Howard B. Young-Asset Protecting Items In Your Home

We read so much about sophisticated asset protection planning strategies….offshore trusts, domestic asset protection trusts, limited liability company charging orders and so forth. Just read my blog, I’m as guilty as the next about discussing these items. But sometimes the issue facing our client is very mundane and in your face–namely, how do I protect the items in my home. Here we are talking about household items, keepsakes, memorabilia, jewelry, art and the like. Few people know the rules. Still fewer advise their clients properly. Let’s say you are at the stage where all planning to shift ownership has been completed and for whatever reason title to the tangible property in the home remains in the debtor. What do you tell your client when the collection man commeth? In Michigan us asset protection planners have a great answer. We should be telling our clients not to let the Sheriff in. Even with a proper Writ of Execution, in Michigan according to our Supreme Court, an officer seeking a judgment debtor’s property for purpose of making a levy has no right to force an entrance through the outer door to the debtor’s home. However, once he is lawfully admitted to the home he can use reasonable force to get through the inner doors and take what property is subject to the levy. SO MAKE SURE YOUR DEBTOR CLIENT UNDERSTANDS–DO NOT VOLUNTARILY LET THE SHERIFF IN. IF HE FORCES HIS WAY IN IT WILL BE UNLAWFUL AND HE WILL NEED TO RETURN YOUR GOODS.

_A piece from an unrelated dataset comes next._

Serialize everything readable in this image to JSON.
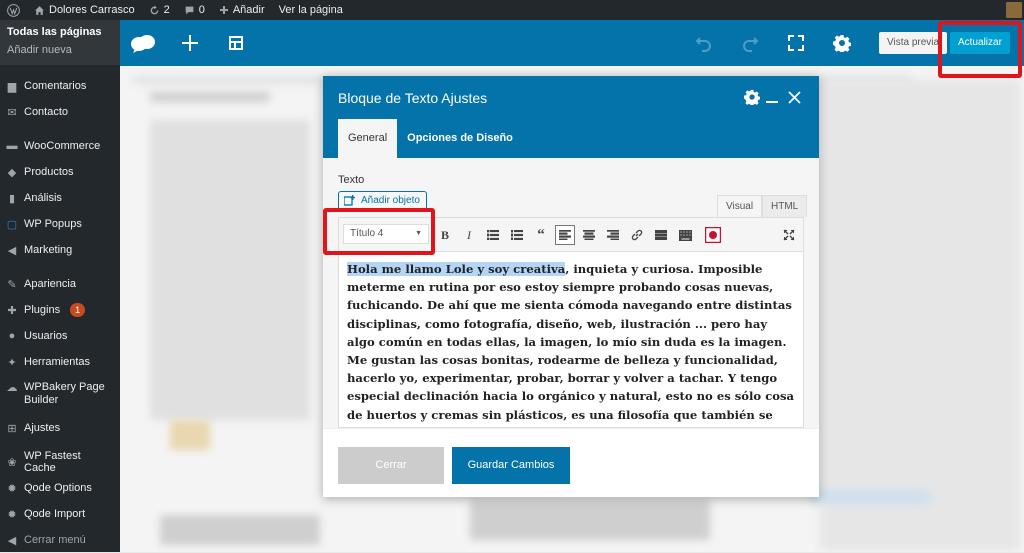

My good friend and a great collection lawyer, Gary Nitzkin (Michigan Collection Lawyer Blawg), sometimes shares his secrets with me. He will send the Sheriff to the home of an unknowing debtor who will let the Sheriff in. Once inside the Sheriff begins gathering the debtor’s prized personal possessions. Before long the Sheriff is on the phone to Gary explaining that the debtor is ready to pay. But this need not happen if you-DON’T LET THE SHERIFF IN!!